Se já passaram décadas desde que o III Reich capitulou, a verdade é que a Segunda Guerra Mundial continua a ser um filão aparentemente interminável de ideias e histórias para a realização de um filme. Por causa dela, já vimos de tudo, desde épicos sobre o conflito completo, até episódios centrados em pequenos eventos. O veículo escolhido tem sido o do cinema, mas não nos olvidamos com bastante certeza da qualidade evidenciada na mini-série "Irmãos de Armas," uma tremenda produção de Steven Spielberg.
Em "O Rapaz do Pijama às Riscas" acompanhamos a vida do pequeno Bruno (Asa Butterfield), filho de um recentemente promovido comandante nazi, cuja nova missão obriga a sua família a abandonar Berlim e ir viver para uma luxuosa casa num idílico ambiente campestre. Com ele segue viagem a mãe (Vera Farmiga), a irmã Gretel (Amber Beattie) e a empregada mais chegada da família, Maria (Cara Horgan). A casa encontra-se edificada paredes meias com um campo de concentração (que será com toda a certeza o de Auschwitz-Birkenau), que se encontrava no auge do labor com vista a atingir a chamada Solução Final.

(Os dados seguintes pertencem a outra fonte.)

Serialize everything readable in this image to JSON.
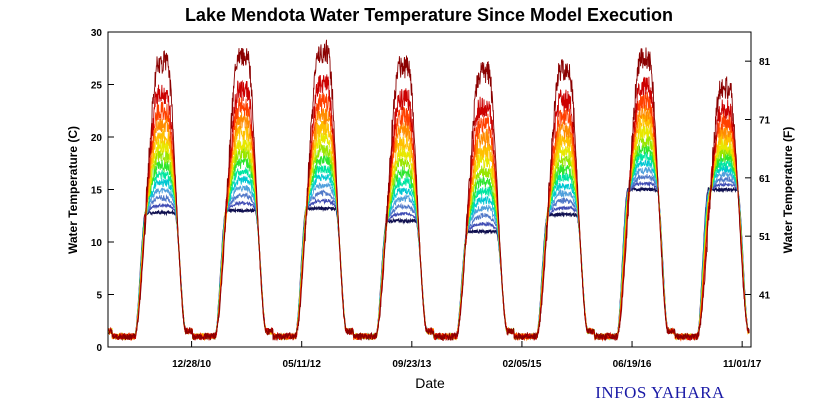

Claro está que nós, como os soldados das Waffen-SS, sabemos perfeitamente o que se passa no dentro daquele terreno rodeado de arame farpado electrificado. Mas Bruno não. Para ele, não passa de uma estranha quinta com agricultores de pijama. Até que um dia, impulsionado pela curiosidade, decide explorar as traseiras da casa, até dar de caras com a dita rede e, especialmente, com Shmuel (Jack Scanlon), uma criança judia aprisionada no campo. Mas, para Bruno, não passa da descoberta de um novo e estranho amigo que anda todo o dia de pijama: “Why do you wear pajamas all day?”, questiona o jovem berlinense. “The soldiers. They took all our clothes away”, replica o encarcerado, resignado, que recebe a resposta guardada no baú da infantilidade - “my dad's a soldier, but not the sort that takes people's clothes away”. O pai (uma boa interpretação de David Thewlis), claro está, é o director do campo de concentração.
Bruno cria então laços da amizade com o inimigo, “We're not supposed to be friends, you and me. We're meant to be enemies. Did you know that?”, enquanto a mãe se apercebe lentamente do verdadeiro caminho que está a ser travado na guerra. O seio familiar começa degradar-se paulatinamente, culminando num trágico desfecho para todos.
O Rapaz do Pijama às Riscas, baseado na obra homónima do irlandês John Boyne, surge-nos pela mão do britânico Mark Herman, vencedor da Semana dos Realizadores no Fantasporto 2001, com "Purely Belter", numa produção repartida entre os EUA e o Reino Unido. Assente em premissas bem definidas, em especial na reconstituição dos cenários de época, falha desde o minuto um na estranha opção de uma história centrada na Alemanha e na Polónia, ser falada em inglês com uma carregada pronúncia britânica. Ainda que se defenda a incapacidade natural do grande público para assistir a filmes com legendas, a verdade é que essa incapacidade vai navegar para a credibilidade da narrativa, que fica desde logo vergada ao óbice de termos Picadilly Circus exportada para os arredores de Auschwitz. Nada a atacar, como é óbvio, à interpretação do jovem Asa Butterfield, que mais uma vez mostra a capacidade formativa das escolas de cinema daquela Ilha. Mas retira profundidade logo à partida, ainda mais quando é um filme constantemente comparado a "A Vida é Bela "de Roberto Begnini, este a encontrar-se num patamar acima, essencialmente por encarnar em si uma aura neorealista, na melhor esteira italiana. Ao contrário, o filme de Herman nunca se solta das amarras ficcionais, ficando o filme emparedado numa falsa moral, refém da estranha oralidade em que se baseia, mas que solidifica a final na opção de subverter a tragédia lato sensu numa tese (demasiadamente) moralista. Louve-se o realizador de não cair no facilitismo de alterar o rumo final do romance, mas acaba por ser mais uma obra simpática do oceano da II Grande Guerra.
Título Original: "The Boy in the Striped Pyjamas" (Reino Unido / EUA, 2008) Realização: Mark Herman Argumento: Mark Herman e John Boyne Intérpretes: Asa Butterfield, David Thewlis e Vera Farmiga Fotografia: Benoît Delhomme Música: James Horner Género: Drama / Guerra Duração: 94 min. Sítio Oficial: http://www.boyinthestripedpajamas.com |
2 comentários:
É isso mesmo. Uma história simpática que não cai no facilitismo e apresenta uma perspectiva diferente do Holocausto. Dar-lhe-ia 4/5. Pena que não tenham explorado muito bem a amizade entre as duas crianças.